Why Geography Matters: State Patterns
GT identification also varies by region and state. Here we include just the latest CRDC wave (2021-22) data for ease of interpretation as the longer-term trend (comparative trend across race/ethnicity) has remained fairly stable.
There is significant variation in the GT identification rates (both overall and by race/ethnicity) across the country with the lowest overall rate (1.98% in West Virginia) nearly 10 times smaller than the highest overall rate (19.33% in Maryland). See top left panel of Figure 4.
States with highest GT identification rates: Maryland (19.33%) followed by New York (17.19%), Minnesota (17.11%), Illinois (16.75%), and Virginia (14.93%).
States with lowest GT identification rates: West Virginia (1.98%), Hawaii (2.10%), Kansas (2.68%), Tennessee (2.79%), and Pennsylvania (3.52%).
In the bottom two panels, we use the White identification rates (shown in the top right panel) as a benchmark to show how the proportional identification rates by state for Asian students (bottom left) and Native American, Black, Hispanic, and Multiracial students (bottom right) compared with White students as described above.
Across states we find that Asian students are identified at higher rates and Black, Hispanic, Native American, and Multiracial students are identified at lower rates, as compared to White students, although the magnitude of disproportionality varies by state.

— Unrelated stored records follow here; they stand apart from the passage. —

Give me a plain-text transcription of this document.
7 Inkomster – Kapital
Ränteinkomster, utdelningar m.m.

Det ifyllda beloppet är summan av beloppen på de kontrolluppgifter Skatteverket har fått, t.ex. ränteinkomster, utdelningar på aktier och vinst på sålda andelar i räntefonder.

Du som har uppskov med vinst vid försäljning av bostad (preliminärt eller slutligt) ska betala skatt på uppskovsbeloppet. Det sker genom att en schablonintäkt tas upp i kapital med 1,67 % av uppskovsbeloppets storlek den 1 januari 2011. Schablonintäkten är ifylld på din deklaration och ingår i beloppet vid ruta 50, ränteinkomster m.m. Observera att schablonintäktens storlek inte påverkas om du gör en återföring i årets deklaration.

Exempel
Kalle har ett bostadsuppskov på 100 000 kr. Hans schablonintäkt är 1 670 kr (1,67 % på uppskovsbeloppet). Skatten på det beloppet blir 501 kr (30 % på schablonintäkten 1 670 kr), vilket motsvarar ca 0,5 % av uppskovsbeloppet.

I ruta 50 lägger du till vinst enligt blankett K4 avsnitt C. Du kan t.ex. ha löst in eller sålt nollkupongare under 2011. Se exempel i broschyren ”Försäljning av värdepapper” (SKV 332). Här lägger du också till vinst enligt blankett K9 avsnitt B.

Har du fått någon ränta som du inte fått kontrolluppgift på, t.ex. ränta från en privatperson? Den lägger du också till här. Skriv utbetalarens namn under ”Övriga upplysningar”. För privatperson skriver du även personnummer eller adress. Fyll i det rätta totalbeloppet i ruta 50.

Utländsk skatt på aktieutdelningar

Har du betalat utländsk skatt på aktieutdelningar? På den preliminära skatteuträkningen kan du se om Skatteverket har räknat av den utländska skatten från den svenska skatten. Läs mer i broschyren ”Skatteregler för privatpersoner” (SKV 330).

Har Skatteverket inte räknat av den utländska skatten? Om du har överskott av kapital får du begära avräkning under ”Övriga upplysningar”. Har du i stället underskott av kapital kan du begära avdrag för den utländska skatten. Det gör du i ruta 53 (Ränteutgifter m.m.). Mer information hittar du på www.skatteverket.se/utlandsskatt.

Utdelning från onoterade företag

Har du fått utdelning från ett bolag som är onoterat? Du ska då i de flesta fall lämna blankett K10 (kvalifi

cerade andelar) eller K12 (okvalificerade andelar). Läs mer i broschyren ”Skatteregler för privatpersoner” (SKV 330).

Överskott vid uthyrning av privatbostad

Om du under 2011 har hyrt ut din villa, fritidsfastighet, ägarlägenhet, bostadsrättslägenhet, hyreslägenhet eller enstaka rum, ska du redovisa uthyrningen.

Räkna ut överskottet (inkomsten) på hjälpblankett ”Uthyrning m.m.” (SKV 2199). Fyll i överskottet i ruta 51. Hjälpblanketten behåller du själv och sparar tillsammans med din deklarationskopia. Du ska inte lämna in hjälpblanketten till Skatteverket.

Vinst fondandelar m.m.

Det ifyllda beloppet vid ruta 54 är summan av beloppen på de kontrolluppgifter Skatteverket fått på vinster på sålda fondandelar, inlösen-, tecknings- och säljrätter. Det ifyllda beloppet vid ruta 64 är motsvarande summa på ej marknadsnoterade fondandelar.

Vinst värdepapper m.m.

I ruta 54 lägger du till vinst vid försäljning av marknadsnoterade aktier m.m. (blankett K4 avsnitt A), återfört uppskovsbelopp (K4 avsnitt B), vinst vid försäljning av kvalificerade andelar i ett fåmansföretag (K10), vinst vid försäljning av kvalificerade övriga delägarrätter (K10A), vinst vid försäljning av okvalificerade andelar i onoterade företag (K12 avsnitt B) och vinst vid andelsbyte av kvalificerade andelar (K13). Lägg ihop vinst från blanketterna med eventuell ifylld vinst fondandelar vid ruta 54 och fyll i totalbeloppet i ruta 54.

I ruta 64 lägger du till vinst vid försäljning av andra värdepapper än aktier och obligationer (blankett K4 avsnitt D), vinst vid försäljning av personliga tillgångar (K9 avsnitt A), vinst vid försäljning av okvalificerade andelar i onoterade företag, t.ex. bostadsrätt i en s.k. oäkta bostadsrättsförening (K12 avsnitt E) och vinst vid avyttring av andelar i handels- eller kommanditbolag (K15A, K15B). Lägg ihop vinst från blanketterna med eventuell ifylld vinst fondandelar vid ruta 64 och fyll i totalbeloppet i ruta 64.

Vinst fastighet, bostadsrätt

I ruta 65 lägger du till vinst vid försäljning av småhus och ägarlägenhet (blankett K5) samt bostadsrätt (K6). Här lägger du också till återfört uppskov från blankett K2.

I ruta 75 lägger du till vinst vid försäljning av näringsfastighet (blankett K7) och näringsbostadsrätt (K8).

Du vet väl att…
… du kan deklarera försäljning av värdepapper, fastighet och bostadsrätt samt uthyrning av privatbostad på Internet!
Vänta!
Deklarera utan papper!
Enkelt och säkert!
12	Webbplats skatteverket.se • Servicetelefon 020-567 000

These differences reflect variation in state policies as well as local policies and practices when it comes to identifying students as gifted.
Figure 4.
Gifted and Talented Comparative Identification Rates by Race/Ethnicity and State (2021-22)

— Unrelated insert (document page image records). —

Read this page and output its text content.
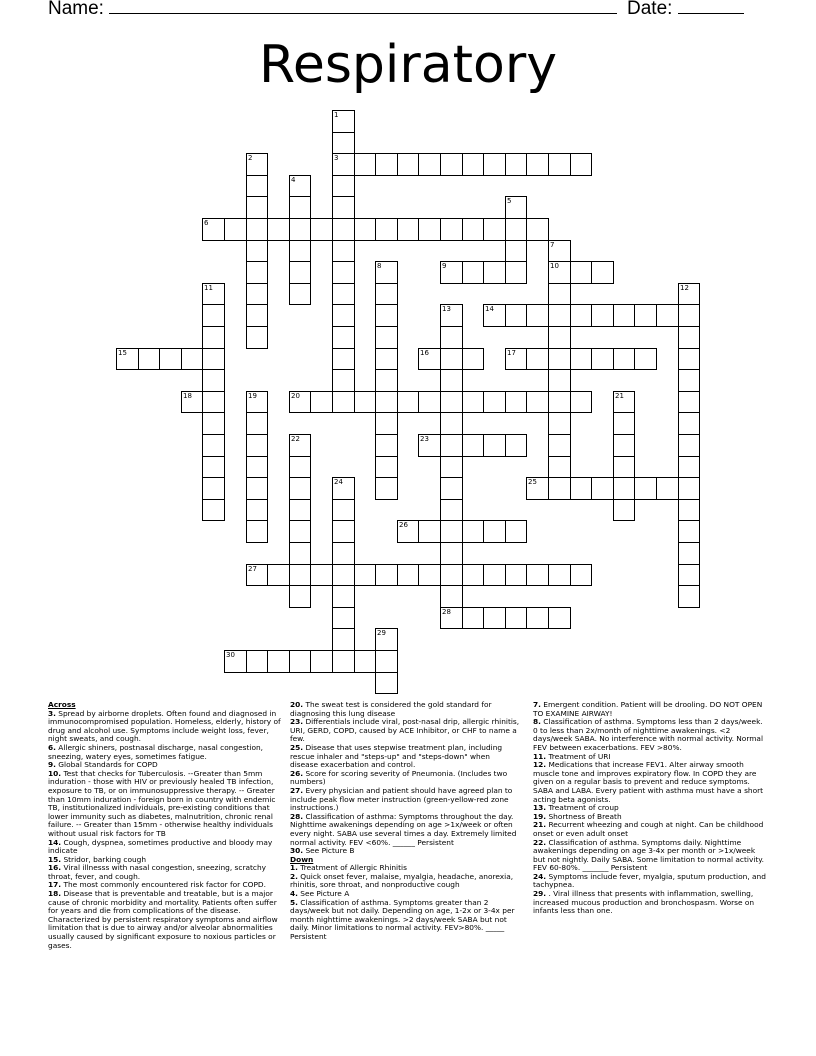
Name:	Date:
Respiratory
1
3
2
4
5
6
7
10
8	9
11	12
13
28
14
15	16	17
18	19	20	21
22	23
24	25
26
27
29
30

Across

3. Spread by airborne droplets. Often found and diagnosed in immunocompromised population. Homeless, elderly, history of drug and alcohol use. Symptoms include weight loss, fever, night sweats, and cough.

6. Allergic shiners, postnasal discharge, nasal congestion, sneezing, watery eyes, sometimes fatigue.

9. Global Standards for COPD

10. Test that checks for Tuberculosis. --Greater than 5mm induration - those with HIV or previously healed TB infection, exposure to TB, or on immunosuppressive therapy. -- Greater than 10mm induration - foreign born in country with endemic TB, institutionalized individuals, pre-existing conditions that lower immunity such as diabetes, malnutrition, chronic renal failure. -- Greater than 15mm - otherwise healthy individuals without usual risk factors for TB

14. Cough, dyspnea, sometimes productive and bloody may indicate

15. Stridor, barking cough

16. Viral illnesss with nasal congestion, sneezing, scratchy throat, fever, and cough.

17. The most commonly encountered risk factor for COPD.

18. Disease that is preventable and treatable, but is a major cause of chronic morbidity and mortality. Patients often suffer for years and die from complications of the disease. Characterized by persistent respiratory symptoms and airflow limitation that is due to airway and/or alveolar abnormalities usually caused by significant exposure to noxious particles or gases.

20. The sweat test is considered the gold standard for diagnosing this lung disease

23. Differentials include viral, post-nasal drip, allergic rhinitis, URI, GERD, COPD, caused by ACE Inhibitor, or CHF to name a few.

25. Disease that uses stepwise treatment plan, including rescue inhaler and "steps-up" and "steps-down" when disease exacerbation and control.

26. Score for scoring severity of Pneumonia. (Includes two numbers)

27. Every physician and patient should have agreed plan to include peak flow meter instruction (green-yellow-red zone instructions.)

28. Classification of asthma: Symptoms throughout the day. Nighttime awakenings depending on age >1x/week or often every night. SABA use several times a day. Extremely limited normal activity. FEV <60%. ______ Persistent

30. See Picture B

Down

1. Treatment of Allergic Rhinitis

2. Quick onset fever, malaise, myalgia, headache, anorexia, rhinitis, sore throat, and nonproductive cough

4. See Picture A

5. Classification of asthma. Symptoms greater than 2 days/week but not daily. Depending on age, 1-2x or 3-4x per month nighttime awakenings. >2 days/week SABA but not daily. Minor limitations to normal activity. FEV>80%. _____ Persistent

7. Emergent condition. Patient will be drooling. DO NOT OPEN TO EXAMINE AIRWAY!

8. Classification of asthma. Symptoms less than 2 days/week. 0 to less than 2x/month of nighttime awakenings. <2 days/week SABA. No interference with normal activity. Normal FEV between exacerbations. FEV >80%.

11. Treatment of URI

12. Medications that increase FEV1. Alter airway smooth muscle tone and improves expiratory flow. In COPD they are given on a regular basis to prevent and reduce symptoms. SABA and LABA. Every patient with asthma must have a short acting beta agonists.

13. Treatment of croup

19. Shortness of Breath

21. Recurrent wheezing and cough at night. Can be childhood onset or even adult onset

22. Classification of asthma. Symptoms daily. Nighttime awakenings depending on age 3-4x per month or >1x/week but not nightly. Daily SABA. Some limitation to normal activity. FEV 60-80%. _______ Persistent

24. Symptoms include fever, myalgia, sputum production, and tachypnea.

29. . Viral illness that presents with inflammation, swelling, increased mucous production and bronchospasm. Worse on infants less than one.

Source: Civil Rights Data Collection (2021-22).
Notes: Top-Left panel depicts the overall GT identification rates across states; Top-Right panel depicts the GT identification rates for White students across states; Bottom-left (right) panel depicts proportional identification rates (compared to white students) for Asian (Native/Hispanic/Black/Multiracial) students. Given the largely stable rates over time, to better understand the geographic differences and ease interpretation, we use GT identification data from just the latest CRDC wave.
Notes
(i) We exclude all school districts that report zero overall enrollment in Gifted and Talented Programs from our analytical sample.